Not to get all Godwin's law on the subject, but I think contrasting the continued legacies of Nazi Germany and the antebellum American South is a useful exercise; both committed horrible travesties and have left future generations to figure out how to properly remember and learn from such atrocities. As I've pointed out a few times, it's pretty embarrassing (or least should be) how much our nation simply elides over the horrible things we've done. While the German response may not be perfect, at least they've more-or-less all agreed it was not a time to proud of.
But we in America have a hard time agreeing that slavery was a bad thing (because we're terrible people, I guess) and that maybe we shouldn't have memorials and whatnot to the people who launched a bloody war (bloodiest in our history, in fact) to defend their right to own human beings. Seems like a simple thing to condemn, but maybe that's just me.
This past weekend a friend and I hit up some WV historical sites, specifically Harper's Ferry (site of the famous John Brown raid) and Antietam, a place I'd never heard of before but that was apparently the site of an important civil war battle (also the bloodiest single day of fighting in the civil war, so...uh...there's that).
While I understand both of these places are technically below the Mason-Dixon line and therefore a whole different form of logic applies, I simply could not believe how much Confederate sympathizing and glorification went on there. In addition to multiple gift shops (even state-run museum gift shops!) selling "Live Free or Die" shirts emblazoned with the Stars and Bars, multiple historical markers made the war out to be one of simple disagreement over the role of the federal government, with little if any mention of the whole genocidal slavery thing.

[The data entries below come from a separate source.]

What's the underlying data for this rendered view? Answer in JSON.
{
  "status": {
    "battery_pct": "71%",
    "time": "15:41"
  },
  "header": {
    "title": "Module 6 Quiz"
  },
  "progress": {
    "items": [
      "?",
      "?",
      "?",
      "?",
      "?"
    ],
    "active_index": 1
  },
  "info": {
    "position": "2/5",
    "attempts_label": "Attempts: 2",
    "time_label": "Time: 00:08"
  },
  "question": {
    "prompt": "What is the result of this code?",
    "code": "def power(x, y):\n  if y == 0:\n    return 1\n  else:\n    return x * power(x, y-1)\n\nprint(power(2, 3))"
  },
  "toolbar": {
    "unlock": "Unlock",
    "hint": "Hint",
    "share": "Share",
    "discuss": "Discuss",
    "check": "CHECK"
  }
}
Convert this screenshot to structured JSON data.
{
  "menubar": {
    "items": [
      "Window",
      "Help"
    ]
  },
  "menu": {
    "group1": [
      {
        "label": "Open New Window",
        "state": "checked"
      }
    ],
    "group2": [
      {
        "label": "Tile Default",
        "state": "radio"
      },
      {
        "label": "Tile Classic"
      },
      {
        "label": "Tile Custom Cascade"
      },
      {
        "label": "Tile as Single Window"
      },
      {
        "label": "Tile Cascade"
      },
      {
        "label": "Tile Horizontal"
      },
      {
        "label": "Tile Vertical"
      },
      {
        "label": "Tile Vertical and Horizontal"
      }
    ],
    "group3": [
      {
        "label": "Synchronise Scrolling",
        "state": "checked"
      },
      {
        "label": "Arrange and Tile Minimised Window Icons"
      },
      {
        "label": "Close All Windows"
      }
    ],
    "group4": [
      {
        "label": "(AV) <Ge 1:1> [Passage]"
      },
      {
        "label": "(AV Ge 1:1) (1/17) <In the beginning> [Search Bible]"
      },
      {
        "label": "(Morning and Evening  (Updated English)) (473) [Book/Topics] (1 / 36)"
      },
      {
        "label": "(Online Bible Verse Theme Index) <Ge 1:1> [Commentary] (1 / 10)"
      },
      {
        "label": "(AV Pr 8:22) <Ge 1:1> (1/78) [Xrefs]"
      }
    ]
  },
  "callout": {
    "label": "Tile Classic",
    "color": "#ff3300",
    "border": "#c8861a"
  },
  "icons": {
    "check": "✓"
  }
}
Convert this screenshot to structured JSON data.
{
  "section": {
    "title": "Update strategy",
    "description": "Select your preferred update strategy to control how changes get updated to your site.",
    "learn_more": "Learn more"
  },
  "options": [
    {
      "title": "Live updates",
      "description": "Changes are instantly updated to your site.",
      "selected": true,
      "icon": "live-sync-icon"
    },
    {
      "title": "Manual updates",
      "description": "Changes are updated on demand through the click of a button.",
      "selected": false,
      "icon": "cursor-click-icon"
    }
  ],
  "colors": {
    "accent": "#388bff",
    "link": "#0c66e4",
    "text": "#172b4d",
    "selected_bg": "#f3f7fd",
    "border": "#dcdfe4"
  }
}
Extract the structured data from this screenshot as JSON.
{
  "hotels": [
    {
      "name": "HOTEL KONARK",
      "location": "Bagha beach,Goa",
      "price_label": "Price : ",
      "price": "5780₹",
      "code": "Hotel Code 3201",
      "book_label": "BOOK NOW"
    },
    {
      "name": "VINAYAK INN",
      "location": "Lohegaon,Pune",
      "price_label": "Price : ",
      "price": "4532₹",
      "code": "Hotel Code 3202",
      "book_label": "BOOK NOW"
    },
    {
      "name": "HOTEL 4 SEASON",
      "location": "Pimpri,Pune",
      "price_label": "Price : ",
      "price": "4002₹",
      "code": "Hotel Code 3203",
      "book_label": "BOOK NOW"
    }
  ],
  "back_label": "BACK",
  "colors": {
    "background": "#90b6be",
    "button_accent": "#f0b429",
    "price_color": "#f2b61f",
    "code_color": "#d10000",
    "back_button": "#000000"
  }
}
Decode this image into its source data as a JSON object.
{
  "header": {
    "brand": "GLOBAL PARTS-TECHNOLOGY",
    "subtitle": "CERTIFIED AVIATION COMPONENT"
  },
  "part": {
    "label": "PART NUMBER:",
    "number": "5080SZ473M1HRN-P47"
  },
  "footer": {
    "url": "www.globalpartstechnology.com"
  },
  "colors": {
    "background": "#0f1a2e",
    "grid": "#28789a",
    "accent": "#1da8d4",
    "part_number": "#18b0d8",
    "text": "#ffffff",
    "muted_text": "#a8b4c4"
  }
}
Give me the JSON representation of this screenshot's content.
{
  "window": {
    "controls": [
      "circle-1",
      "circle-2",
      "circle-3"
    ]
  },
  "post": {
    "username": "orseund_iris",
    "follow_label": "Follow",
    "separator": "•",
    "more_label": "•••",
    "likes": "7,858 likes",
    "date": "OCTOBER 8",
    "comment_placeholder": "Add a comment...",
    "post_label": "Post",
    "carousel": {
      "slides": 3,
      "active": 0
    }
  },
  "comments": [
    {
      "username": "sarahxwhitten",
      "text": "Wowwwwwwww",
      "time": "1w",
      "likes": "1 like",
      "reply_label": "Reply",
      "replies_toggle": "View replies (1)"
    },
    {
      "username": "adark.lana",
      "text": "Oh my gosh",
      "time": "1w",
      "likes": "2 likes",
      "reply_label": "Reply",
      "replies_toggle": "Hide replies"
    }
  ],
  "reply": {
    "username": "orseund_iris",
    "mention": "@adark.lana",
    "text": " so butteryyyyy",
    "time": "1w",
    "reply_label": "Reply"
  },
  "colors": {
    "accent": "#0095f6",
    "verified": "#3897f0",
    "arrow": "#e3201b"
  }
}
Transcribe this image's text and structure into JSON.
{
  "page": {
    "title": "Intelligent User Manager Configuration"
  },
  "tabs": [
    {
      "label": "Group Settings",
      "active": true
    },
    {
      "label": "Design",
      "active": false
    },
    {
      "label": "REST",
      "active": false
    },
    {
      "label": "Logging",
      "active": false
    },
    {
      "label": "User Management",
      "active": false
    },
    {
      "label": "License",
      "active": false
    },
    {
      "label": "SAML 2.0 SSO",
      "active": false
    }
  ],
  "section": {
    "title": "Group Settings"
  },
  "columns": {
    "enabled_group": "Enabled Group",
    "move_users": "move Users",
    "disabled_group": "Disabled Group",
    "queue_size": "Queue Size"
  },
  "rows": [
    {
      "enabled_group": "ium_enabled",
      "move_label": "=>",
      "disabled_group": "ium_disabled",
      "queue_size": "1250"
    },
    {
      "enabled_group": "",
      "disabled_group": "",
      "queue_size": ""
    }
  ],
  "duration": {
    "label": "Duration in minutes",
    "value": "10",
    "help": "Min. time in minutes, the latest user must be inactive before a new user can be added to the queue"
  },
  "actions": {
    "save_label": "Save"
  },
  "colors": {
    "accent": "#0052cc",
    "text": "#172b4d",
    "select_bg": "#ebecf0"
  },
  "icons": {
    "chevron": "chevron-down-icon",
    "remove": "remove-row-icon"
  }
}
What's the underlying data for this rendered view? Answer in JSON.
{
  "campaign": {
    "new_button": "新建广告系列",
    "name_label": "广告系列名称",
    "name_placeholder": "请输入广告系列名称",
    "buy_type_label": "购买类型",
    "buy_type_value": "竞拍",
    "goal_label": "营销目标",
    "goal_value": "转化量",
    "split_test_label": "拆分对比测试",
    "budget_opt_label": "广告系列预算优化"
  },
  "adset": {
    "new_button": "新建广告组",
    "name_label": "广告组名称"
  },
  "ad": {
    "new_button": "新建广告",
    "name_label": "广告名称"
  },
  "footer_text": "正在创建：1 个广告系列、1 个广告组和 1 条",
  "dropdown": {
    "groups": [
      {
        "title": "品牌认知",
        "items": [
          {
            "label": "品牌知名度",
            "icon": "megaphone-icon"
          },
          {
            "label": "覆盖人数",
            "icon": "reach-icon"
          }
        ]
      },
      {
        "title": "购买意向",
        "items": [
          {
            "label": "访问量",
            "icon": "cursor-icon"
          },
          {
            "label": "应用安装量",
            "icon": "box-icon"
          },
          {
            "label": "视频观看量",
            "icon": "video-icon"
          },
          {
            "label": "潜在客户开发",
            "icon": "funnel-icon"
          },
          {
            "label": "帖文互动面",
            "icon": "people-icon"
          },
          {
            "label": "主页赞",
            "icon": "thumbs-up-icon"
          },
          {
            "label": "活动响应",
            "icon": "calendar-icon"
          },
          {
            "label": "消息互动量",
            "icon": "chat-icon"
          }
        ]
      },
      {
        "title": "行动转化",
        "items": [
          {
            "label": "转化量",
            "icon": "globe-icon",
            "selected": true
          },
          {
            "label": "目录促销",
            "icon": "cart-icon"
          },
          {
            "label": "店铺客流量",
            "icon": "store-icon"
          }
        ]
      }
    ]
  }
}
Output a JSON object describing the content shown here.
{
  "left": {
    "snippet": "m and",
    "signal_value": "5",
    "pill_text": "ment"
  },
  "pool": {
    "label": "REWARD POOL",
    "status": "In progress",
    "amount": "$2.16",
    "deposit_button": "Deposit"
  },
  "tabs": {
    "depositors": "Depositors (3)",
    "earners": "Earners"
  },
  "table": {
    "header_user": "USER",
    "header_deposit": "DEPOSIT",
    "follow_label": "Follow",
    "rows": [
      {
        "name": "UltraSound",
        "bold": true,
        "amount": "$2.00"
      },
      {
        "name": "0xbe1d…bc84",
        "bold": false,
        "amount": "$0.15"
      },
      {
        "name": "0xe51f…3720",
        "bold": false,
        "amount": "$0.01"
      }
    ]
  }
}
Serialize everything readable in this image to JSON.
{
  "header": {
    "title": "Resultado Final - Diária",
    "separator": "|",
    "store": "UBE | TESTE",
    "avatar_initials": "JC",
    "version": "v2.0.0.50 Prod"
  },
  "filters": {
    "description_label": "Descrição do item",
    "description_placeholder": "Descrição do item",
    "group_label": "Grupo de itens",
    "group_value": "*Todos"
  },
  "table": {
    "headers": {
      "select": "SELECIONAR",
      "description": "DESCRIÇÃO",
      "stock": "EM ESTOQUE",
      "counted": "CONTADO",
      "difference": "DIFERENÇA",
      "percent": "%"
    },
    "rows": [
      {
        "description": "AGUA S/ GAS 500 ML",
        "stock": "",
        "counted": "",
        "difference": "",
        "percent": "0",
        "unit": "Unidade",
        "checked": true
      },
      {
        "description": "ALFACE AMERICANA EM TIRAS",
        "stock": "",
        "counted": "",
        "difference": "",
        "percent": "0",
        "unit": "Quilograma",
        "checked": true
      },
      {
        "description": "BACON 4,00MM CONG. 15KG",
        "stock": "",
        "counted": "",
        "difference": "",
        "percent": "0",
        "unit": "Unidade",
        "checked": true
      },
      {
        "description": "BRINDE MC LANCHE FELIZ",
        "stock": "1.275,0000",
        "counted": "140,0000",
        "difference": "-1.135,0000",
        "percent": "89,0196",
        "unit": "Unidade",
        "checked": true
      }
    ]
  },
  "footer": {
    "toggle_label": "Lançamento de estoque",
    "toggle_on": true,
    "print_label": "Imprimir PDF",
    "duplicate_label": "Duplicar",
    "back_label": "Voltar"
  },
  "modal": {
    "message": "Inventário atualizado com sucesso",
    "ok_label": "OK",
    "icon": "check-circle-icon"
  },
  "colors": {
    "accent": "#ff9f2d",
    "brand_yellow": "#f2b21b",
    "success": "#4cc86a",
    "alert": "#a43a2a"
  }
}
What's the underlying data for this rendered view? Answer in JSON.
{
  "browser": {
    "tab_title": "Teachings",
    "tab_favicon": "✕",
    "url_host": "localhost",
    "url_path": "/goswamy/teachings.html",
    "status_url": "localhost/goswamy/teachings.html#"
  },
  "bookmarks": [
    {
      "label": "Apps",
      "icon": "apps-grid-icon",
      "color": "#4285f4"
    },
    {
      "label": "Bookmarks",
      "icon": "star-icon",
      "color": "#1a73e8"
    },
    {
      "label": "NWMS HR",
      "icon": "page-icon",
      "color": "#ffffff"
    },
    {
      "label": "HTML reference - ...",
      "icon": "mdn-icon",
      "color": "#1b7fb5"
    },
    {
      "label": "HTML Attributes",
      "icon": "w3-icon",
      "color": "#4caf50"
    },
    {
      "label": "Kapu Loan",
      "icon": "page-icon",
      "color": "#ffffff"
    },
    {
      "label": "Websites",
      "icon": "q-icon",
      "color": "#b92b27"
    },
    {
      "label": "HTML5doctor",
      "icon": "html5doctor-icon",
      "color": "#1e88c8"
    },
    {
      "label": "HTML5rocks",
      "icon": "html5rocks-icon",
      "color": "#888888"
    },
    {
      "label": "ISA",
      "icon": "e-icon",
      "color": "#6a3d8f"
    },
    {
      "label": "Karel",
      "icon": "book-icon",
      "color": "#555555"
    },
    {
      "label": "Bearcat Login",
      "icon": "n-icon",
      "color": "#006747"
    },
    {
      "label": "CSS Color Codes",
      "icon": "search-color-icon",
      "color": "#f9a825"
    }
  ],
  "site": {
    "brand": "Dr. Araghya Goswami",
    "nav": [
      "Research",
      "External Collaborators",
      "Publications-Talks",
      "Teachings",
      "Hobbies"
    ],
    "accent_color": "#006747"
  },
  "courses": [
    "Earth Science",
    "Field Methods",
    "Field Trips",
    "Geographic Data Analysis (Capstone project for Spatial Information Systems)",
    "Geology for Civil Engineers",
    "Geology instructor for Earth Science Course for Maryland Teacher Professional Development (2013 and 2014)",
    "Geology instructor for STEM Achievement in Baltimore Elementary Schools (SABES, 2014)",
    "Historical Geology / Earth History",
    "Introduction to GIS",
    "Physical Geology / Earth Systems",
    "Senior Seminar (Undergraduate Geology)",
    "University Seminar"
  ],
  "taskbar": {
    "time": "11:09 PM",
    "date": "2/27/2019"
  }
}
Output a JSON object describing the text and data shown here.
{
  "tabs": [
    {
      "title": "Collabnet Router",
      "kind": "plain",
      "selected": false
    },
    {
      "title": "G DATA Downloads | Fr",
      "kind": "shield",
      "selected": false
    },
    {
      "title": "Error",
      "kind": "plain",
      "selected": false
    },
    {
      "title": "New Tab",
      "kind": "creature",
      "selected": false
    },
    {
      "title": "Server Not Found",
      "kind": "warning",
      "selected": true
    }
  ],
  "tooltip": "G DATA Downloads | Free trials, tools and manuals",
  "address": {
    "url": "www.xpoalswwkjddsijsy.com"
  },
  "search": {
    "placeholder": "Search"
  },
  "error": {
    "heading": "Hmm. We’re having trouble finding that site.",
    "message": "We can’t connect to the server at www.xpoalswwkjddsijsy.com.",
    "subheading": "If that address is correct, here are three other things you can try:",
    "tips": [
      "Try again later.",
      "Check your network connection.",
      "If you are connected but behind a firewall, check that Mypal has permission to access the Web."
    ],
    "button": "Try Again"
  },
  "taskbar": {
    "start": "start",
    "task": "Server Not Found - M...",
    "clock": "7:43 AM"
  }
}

One monument even read something to the effect of "Erected for those on both sides who were fighting for what they believed in." Except, again, I feel the need to point out what one side believed in was their right to own human beings as property. You can't really chalk that one up to "well, everyone has their views and beliefs! Who's to say which is right and which is wrong?"
Because the answer is "All human beings with a shred of decency agree one side was wrong."
Maybe it's just because I grew up secure in my little Yankee bubble, but I really had no idea how some folks still desperately cling to historical revisionist views of the civil war, and it's embarrassing as hell, both as an American and as, you know, a human being.
Simply put: can you imagine any Holocaust memorial selling swastika t-shirts and putting up monuments that say "Jews and Germans alike both fought for their beliefs" as if it were some sort of simple misunderstanding between the two?
No, because that would be fucking horrible. But I suppose "being fucking horrible" has rarely stopped America from anything...
1 comment:
I recently learned that the "states rights" justification was a retcon. The touchpoint of the war was Northern States not enforcing a fugitive slave law, Northern States executing states rights, and the Southern states wanted a big strong federal government to tell the Northern States what to do.